Here’s Phillips in “Public Opinion” (1851) on the theory of change:

We are apt to feel ourselves overshadowed in the presence of colossal institutions. We are apt, in coming up to a meeting of this kind, to ask what a few hundred or a few thousand persons can do against the weight of government, the mountainous odds of majorities, the influence of the press, the power of the pulpit, the organization of parties, the omnipotence of wealth. At times, to carry a favorite purpose, leading statesmen have endeavored to cajole the people into the idea that this age was like the past, and that a “rub-a-dub agitation,” as ours is contemptuously styled, was only to be despised.

The time has been when, as our friend observed, from the steps of the Revere House — yes, and from the depots of New York railroads — Mr. Webster has described this Antislavery Movement as a succession of lectures in school houses, — the mere efforts of a few hundred men and women to talk together, excite each other, arouse the public, and its only result a little noise. He knew better. He knew better the times in which he lived. No matter where you meet a dozen earnest men pledged to a new idea — wherever you have met them, you have met the beginning of a Revolution.

Revolutions are not made: they come. A revolution is as natural a growth as an oak. It comes out of the past. Its foundations are laid far back. The child feels; he grows into a man, and thinks; another, perhaps, speaks, and the world acts out the thought. And this is the history of modern society. Men undervalue the Antislavery Movement, because they imagine you can always put your finger on some illustrious moment in history, and say, here commenced the great change which has come over the nation. Not so. The beginning of great changes is like the rise of the Mississippi. A child must stoop and gather away the pebbles to find it. But soon it swells broader and broader, bears on its ample bosom the navies of a mighty republic, fills the Gulf, and divides a Continent.

“Rub-a-dub agitation” might be sort of a mid-nineteenth century version of “bloggers in their pajamas.” Later in that same speech Phillips takes up the subject of technology and organization:

In working these great changes, in such an age as ours, the so-called statesman has far less influence than the many little men who, at various points, are silently maturing a regeneration of public opinion. This is a reading and thinking age, and great interests at stake quicken the general intellect. Stagnant times have been when a great mind, anchored in error, might snag the slow-moving current of society. Such is not our era. Nothing but Freedom, Justice and Truth is of any permanent advantage to the mass of mankind. To these society, left to itself, is always tending.

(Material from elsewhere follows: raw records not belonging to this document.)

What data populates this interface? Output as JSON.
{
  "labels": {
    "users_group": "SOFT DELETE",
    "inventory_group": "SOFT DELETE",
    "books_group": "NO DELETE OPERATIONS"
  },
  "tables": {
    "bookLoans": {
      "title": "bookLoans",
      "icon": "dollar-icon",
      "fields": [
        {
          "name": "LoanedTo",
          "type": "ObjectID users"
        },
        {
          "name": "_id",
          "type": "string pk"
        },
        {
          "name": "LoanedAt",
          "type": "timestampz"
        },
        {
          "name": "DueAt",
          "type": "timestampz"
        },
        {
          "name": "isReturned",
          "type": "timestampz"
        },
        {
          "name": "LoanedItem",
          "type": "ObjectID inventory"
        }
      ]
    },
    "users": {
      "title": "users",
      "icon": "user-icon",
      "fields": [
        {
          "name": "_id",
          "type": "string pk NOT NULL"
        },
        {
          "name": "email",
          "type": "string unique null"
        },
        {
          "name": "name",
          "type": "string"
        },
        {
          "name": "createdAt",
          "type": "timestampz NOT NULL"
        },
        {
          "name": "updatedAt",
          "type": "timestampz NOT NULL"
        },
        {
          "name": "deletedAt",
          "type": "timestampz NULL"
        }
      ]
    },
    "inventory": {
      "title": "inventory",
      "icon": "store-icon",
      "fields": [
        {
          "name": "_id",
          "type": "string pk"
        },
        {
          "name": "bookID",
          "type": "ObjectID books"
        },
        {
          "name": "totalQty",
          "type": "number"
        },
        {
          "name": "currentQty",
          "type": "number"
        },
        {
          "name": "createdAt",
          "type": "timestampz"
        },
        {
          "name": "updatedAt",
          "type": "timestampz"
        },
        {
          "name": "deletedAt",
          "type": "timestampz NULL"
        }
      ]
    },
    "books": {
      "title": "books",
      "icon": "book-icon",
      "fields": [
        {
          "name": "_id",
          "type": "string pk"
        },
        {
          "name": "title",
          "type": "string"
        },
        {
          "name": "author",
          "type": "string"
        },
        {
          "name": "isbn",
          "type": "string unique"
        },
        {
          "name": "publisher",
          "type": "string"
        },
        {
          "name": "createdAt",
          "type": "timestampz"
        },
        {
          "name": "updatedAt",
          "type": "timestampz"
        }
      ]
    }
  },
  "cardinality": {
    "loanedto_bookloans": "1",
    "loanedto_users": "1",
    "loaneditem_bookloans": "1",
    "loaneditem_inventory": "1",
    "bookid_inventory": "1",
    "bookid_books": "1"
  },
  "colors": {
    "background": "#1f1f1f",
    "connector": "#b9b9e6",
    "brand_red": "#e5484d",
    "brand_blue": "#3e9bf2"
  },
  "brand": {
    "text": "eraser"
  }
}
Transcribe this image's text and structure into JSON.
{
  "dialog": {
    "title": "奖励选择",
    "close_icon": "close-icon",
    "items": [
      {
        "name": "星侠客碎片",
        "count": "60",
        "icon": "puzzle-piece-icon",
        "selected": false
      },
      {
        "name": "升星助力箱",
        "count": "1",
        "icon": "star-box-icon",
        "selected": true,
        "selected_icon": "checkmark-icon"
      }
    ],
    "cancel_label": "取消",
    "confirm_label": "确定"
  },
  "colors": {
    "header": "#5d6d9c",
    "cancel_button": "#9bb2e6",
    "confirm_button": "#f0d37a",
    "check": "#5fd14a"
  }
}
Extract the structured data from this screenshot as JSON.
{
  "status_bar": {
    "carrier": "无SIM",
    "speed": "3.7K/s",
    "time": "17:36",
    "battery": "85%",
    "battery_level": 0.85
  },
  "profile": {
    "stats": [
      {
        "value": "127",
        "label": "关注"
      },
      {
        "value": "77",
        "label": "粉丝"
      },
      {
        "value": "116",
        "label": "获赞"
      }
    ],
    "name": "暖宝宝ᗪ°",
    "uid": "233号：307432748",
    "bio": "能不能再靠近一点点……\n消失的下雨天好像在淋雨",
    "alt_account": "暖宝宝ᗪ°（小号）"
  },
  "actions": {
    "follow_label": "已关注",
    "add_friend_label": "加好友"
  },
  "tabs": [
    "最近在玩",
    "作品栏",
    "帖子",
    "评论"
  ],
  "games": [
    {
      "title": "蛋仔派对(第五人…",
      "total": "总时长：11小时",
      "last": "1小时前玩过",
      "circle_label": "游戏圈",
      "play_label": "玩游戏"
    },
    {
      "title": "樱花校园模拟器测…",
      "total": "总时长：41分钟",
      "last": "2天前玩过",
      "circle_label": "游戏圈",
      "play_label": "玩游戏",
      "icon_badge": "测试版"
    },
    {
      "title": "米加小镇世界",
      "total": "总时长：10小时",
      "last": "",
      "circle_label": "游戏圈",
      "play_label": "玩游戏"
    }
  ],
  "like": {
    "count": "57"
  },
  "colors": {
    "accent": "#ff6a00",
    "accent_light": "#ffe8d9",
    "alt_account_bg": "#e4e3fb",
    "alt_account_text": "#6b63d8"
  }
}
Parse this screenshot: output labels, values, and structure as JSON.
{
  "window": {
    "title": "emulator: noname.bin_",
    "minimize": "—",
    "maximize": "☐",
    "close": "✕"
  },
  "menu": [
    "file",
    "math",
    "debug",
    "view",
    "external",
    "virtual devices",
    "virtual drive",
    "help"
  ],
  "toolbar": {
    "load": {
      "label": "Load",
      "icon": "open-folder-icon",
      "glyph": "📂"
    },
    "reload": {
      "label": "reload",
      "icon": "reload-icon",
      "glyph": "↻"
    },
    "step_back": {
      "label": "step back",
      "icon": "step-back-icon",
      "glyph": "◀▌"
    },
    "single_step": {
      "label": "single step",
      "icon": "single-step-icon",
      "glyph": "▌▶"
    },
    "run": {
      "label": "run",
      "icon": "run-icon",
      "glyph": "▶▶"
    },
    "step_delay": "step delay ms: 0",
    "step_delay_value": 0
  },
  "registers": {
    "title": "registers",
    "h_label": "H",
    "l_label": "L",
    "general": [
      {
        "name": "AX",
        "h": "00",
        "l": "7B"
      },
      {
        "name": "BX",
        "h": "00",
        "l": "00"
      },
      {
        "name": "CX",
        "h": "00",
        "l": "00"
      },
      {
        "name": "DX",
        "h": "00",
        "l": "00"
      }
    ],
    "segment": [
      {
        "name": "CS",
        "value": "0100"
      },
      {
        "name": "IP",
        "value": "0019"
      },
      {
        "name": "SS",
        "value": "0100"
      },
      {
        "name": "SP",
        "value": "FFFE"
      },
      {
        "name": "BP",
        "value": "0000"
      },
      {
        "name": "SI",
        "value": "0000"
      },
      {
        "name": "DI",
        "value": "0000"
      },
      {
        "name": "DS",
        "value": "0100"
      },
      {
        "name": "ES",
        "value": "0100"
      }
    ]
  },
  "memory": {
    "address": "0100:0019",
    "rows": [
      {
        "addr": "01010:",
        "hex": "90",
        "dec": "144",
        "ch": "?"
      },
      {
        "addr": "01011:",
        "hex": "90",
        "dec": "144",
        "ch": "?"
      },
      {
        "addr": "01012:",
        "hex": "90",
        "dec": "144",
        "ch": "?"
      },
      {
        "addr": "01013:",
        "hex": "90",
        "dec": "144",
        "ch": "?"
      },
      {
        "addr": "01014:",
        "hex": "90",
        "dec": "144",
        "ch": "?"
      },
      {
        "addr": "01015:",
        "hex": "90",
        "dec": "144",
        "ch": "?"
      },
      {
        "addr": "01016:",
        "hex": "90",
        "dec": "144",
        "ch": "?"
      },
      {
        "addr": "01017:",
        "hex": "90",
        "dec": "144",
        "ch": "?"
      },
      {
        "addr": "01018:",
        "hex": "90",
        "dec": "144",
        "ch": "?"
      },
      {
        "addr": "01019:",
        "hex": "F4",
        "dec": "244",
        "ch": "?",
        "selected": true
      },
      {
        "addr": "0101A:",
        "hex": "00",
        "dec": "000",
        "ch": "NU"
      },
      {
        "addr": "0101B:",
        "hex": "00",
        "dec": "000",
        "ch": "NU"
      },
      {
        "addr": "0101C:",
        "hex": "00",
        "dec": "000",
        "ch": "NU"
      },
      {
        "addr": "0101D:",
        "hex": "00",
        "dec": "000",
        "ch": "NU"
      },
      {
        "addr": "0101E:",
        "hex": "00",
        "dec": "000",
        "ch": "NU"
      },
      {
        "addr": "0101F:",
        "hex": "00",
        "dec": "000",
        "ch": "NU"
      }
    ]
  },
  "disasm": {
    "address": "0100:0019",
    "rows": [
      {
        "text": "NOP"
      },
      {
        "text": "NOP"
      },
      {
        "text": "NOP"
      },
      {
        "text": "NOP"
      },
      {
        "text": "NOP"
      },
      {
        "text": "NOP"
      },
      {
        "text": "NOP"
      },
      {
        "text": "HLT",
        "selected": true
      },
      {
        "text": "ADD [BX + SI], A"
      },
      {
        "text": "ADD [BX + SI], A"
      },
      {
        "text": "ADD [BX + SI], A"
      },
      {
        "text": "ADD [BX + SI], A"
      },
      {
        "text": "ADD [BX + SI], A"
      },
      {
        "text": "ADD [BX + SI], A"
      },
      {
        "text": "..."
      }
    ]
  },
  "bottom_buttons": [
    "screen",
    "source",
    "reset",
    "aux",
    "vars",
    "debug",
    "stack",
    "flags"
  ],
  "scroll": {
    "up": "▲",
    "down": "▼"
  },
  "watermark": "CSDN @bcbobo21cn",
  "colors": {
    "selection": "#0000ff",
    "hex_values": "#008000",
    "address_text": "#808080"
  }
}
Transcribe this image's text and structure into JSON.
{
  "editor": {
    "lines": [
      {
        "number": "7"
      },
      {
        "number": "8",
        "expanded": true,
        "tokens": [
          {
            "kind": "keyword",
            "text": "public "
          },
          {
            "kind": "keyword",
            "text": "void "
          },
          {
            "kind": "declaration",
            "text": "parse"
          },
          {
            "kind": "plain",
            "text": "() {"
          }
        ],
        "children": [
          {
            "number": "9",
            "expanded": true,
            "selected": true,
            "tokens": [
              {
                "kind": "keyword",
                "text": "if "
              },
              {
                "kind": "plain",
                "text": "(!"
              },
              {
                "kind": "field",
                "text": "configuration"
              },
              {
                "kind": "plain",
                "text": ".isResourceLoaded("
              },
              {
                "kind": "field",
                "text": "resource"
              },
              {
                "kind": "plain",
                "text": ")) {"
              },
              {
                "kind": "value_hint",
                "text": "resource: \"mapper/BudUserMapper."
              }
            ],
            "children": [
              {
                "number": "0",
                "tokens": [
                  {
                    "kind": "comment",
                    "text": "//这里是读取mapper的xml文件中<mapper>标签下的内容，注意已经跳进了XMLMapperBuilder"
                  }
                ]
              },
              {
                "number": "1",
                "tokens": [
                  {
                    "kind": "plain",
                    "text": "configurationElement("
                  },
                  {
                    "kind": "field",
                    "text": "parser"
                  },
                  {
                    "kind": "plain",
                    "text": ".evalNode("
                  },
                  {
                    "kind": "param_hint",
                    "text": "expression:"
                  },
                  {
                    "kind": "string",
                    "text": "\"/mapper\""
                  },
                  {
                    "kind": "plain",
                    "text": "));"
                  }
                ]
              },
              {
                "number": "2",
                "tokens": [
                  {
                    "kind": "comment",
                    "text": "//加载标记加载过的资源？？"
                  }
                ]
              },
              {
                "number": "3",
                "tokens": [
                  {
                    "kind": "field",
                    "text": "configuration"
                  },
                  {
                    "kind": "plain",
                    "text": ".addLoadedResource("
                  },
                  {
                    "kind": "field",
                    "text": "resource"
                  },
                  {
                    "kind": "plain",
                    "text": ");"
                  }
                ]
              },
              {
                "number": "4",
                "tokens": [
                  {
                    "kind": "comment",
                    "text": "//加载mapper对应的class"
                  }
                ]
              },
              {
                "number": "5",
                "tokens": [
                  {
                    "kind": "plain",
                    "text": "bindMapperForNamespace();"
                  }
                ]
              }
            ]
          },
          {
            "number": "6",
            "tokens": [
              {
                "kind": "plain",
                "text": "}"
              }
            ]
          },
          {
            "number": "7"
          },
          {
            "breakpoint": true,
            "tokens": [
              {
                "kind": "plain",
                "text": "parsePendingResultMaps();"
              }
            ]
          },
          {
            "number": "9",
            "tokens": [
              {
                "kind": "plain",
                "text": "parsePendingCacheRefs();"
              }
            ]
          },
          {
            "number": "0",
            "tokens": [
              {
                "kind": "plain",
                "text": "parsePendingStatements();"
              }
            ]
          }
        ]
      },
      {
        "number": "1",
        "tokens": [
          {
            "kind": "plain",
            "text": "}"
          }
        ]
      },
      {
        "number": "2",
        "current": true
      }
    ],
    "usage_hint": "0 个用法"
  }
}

In our day, great questions about them have called forth all the energies of the common mind. Error suffers sad treatment in the shock of eager intellects. “Everybody,” said Talleyrand, “is cleverer than anybody”; and any name, however illustrious, which links itself to abuses, is sure to be overwhelmed by the impetuous current of that society which, (thanks to the press and a reading public) is potent, always, to clear its own channel. Thanks to the PrintingPress, the people now do their own thinking, and statesmen, as they are styled — men in office, — have ceased to be either the leaders or the clogs of society.

_____

Note: I have broken up the speech text into more readable paragraph lengths. The hyperlinks, of course, are in the original – that’s just how far ahead of his times Phillips was.